28.3 C
Jakarta

Mikel Arteta Sesalkan Kepergian Chido Obi-Martin ke Manchester United

Published:

Mikel Arteta tak menutupi rasa kecewanya saat membahas kepergian Chido Obi-Martin ke Manchester United. Menjelang laga Arsenal kontra United, manajer The Gunners itu mengakui bahwa ia ikut terlibat dalam proses yang membuat penyerang muda berusia 17 tahun tersebut akhirnya memilih hengkang pada musim panas lalu.

Arsenal Kehilangan Talenta Muda

Obi-Martin kini mulai mendapat menit bermain di tim utama Manchester United, sebuah perkembangan yang sekaligus menegaskan potensi besar yang sejak lama melekat pada dirinya. Arteta menilai, situasi seperti ini memang kerap menyakitkan bagi klub, terutama ketika pemain muda memutuskan mencari jalan berbeda untuk kariernya.

“Sangat disayangkan ketika seorang pemain memutuskan untuk pergi,” kata Arteta, seraya menegaskan bahwa tidak banyak yang bisa dilakukan untuk menahan keputusan itu. Ia juga menyebut langkah serupa yang diambil Ayden Heaven pada Januari, sebagai bagian dari dinamika yang tak selalu bisa dicegah oleh klub.

Arteta Akui Ada Peran dalam Kepindahan

Arteta tidak mengelak bahwa dirinya memiliki peran dalam perjalanan Obi-Martin menuju Old Trafford. Namun, ia menegaskan keputusan akhir tetap berada di tangan sang pemain. Dalam pandangannya, Arsenal hanya bisa berupaya meyakinkan, bukan memaksa. Sikap itu membuat kepergian talenta muda kerap menjadi momen yang sulit diterima, apalagi ketika pemain tersebut dianggap punya masa depan cerah.

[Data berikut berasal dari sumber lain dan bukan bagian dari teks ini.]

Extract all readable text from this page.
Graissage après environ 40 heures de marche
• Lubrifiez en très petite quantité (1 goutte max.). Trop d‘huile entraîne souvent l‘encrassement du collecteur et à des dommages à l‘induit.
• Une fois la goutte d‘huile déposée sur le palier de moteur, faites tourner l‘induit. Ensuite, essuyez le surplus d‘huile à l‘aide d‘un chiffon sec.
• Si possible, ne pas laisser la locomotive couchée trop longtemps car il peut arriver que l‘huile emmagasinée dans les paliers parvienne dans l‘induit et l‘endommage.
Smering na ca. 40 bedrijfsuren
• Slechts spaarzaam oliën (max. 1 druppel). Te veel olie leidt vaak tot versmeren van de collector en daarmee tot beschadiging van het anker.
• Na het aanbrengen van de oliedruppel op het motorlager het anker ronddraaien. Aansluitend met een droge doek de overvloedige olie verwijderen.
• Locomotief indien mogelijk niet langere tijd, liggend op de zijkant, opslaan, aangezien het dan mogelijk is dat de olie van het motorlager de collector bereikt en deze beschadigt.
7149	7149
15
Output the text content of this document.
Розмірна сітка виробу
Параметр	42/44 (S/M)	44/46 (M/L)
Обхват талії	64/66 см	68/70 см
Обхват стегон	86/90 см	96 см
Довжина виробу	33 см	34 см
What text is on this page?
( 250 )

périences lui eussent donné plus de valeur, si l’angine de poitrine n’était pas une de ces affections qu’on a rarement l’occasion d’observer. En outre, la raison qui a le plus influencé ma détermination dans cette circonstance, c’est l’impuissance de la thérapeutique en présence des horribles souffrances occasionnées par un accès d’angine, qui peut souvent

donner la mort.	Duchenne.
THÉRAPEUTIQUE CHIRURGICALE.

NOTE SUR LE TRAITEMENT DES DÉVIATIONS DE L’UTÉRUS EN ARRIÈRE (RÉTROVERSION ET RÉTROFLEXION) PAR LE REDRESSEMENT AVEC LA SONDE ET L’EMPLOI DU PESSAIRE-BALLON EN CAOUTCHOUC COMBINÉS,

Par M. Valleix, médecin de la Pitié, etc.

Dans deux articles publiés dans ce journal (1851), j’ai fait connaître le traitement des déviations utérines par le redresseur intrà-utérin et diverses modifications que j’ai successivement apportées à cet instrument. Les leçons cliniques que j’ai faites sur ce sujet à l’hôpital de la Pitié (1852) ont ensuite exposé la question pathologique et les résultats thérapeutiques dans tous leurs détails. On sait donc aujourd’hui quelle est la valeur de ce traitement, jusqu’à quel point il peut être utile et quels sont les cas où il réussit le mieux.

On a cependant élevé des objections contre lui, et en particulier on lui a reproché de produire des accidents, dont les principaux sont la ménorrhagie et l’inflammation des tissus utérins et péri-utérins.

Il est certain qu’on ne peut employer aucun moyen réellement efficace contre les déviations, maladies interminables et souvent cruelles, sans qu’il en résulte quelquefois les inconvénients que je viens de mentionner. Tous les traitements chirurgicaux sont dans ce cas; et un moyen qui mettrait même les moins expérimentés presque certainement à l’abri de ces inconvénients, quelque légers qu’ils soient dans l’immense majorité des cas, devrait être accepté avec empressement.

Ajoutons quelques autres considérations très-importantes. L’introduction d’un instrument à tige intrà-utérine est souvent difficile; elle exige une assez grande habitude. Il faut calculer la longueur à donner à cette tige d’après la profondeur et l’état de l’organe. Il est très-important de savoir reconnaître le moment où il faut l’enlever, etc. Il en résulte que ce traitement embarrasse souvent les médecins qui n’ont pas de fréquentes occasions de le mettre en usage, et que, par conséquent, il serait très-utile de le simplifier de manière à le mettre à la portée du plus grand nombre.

Meski kecewa, Arteta tetap memberikan penilaian positif terhadap kualitas Obi-Martin. Menurutnya, sang pemain adalah salah satu talenta muda yang menjanjikan dan memiliki kemampuan untuk berkembang lebih jauh. Penampilan awalnya di United memperkuat anggapan itu.

Arsenal Berpotensi Merasakan Dampaknya

Di sisi lain, Arsenal tengah menghadapi persoalan cedera di lini depan. Kondisi itu membuat kepergian Obi-Martin terasa semakin kontras, terlebih saat klub bersiap menghadapi mantan pemain mudanya sendiri. Dalam situasi seperti ini, keputusan yang dulu tampak sebagai bagian dari proses biasa bisa berubah menjadi penyesalan yang lebih besar ketika kebutuhan tim justru sedang mendesak.